Mogelijke activiteiten
-
Vraag de kinderen wat ze vorige week over de Zoramieten hebben geleerd (zie Alma 31:8–24). Herinner hen eraan dat Alma zich zorgen maakte over hun hoogmoed (zie Alma 31:24–28). Lees samen Alma 32:1–5, en laat de kinderen samenvatten wat er met de arme Zoramieten was gebeurd. Laat de kinderen in de verzen 12–13 opzoeken waarom Alma het een goede zaak vond dat deze Zoramieten uit hun synagogen (of kerken) waren verdreven. Welke zegeningen vloeien voort uit nederigheid?
-
Zoek samen een definitie van nederig of nederigheid in de Gids bij de Schriften of in een woordenboek. Wat kunnen we in Alma 32:13–16 nog meer over deze woorden te weten komen? Laat ze manieren bedenken om de volgende zin aan te vullen: ‘Ik ben nederig als ik .’
Mijn getuigenis van Jezus Christus groeit als ik het voed.
Bedenk samen manieren waarop de kinderen het woord van God in hun hart kunnen ‘planten’.
Mogelijke activiteiten
-
Laat iets hards of stevigs (zoals een steen) zien dat een verhard of hoogmoedig hart voorstelt, en iets zachts (zoals aarde) dat een zacht of nederig hart voorstelt. Laat de kinderen voelen. Toon daarna een zaadje dat het woord van God voorstelt. Laat de kinderen proberen het zaadje in de steen en in de aarde te duwen. Lees samen Alma 32:27–28. Bespreek wat het inhoudt om in ons hart ‘plaats in [te] ruimen’ (vers 27) voor het woord van God.
-
Lees samen Alma 32:26–43. Stop af en toe zodat de kinderen het zaadje of de plant kunnen tekenen. Bijvoorbeeld: een zaadje (vers 28), een plantje (vers 30) en een volgroeide plant die vruchten draagt (vers 37). Moedig de kinderen aan om hun tekening te benoemen met woorden uit Alma 32. In welk opzicht lijkt het voeden van een zaadje op het voeden van ons getuigenis van Jezus Christus? Hoe kunnen wij ons getuigenis voeden? Laat de kinderen nadenken over hun groeiend getuigenis en laat ze bedenken hoe ze het kunnen voeden.

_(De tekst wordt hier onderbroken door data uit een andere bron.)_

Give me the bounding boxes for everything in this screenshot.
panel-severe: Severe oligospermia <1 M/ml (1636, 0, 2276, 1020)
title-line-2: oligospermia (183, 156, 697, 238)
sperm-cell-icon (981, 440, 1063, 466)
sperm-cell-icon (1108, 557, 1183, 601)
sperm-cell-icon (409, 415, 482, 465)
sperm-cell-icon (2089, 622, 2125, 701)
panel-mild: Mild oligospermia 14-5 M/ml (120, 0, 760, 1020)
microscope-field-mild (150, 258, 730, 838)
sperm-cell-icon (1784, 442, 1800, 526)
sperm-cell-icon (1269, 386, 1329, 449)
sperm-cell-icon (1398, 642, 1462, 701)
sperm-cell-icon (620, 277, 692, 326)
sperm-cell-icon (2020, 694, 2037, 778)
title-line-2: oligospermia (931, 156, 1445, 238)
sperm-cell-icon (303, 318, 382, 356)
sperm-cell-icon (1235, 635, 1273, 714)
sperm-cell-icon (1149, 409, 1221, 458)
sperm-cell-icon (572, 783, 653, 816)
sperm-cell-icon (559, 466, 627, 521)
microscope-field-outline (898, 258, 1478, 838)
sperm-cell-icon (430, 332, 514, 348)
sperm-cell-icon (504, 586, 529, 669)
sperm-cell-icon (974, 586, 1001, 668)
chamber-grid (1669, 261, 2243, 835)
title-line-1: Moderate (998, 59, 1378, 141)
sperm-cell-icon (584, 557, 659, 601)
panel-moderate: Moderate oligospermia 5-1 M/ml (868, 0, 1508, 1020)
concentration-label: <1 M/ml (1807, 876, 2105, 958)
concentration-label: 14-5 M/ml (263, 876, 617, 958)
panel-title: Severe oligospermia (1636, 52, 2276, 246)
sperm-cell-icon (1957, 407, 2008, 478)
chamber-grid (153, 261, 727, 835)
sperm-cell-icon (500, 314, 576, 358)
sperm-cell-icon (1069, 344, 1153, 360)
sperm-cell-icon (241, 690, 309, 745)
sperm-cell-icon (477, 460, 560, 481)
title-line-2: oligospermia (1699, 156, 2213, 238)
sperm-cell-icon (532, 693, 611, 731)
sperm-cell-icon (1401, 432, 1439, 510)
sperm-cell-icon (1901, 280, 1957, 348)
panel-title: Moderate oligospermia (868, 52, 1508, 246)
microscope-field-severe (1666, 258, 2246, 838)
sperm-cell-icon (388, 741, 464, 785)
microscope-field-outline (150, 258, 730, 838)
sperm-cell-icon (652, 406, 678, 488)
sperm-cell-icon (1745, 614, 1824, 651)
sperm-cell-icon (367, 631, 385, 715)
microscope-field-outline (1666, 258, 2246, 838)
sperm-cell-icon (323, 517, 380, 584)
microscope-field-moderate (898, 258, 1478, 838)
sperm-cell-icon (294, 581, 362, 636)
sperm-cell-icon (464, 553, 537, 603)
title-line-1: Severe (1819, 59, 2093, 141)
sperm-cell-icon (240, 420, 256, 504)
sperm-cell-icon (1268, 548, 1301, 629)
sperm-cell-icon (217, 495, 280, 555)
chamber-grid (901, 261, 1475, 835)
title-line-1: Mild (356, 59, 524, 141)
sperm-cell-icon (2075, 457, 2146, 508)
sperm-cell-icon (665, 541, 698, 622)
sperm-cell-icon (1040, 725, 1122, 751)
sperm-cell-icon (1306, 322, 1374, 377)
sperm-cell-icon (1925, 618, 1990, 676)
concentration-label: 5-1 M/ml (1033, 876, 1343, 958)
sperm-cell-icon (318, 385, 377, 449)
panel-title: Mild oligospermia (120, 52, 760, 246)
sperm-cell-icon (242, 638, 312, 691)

Mijn hemelse Vader hoort mij als ik bid.
De Zoramieten hadden een verkeerd beeld van het gebed, en dat zien we nu soms ook nog. Alma en Amulek predikten krachtige waarheden om die misvattingen uit de wereld te helpen.
Mogelijke activiteiten
-
Zoek samen in Alma 33:2–11 naar belangrijke woorden en zinsneden over het gebed die worden herhaald. Wat leren we uit die woorden en zinsneden over het gebed?
-
Maak samen met de kinderen een lijstje met situaties waarin ze kunnen bidden. Denk aan situaties die in Alma 33:4–10 en 34:17–27 staan, en situaties uit hun eigen leven. Vraag de kinderen of ze weleens hebben gevoeld dat God hun gebeden verhoorde. Laat ze hierover eventueel vertellen.
Thuisstudie stimuleren
Geef de kinderen zo mogelijk wat zaadjes mee naar huis om te planten, zodat ze eraan denken om hun getuigenis van Jezus Christus te laten groeien. Moedig ze aan om thuis te vertellen wat ze hebben geleerd over geloof in Jezus Christus oefenen.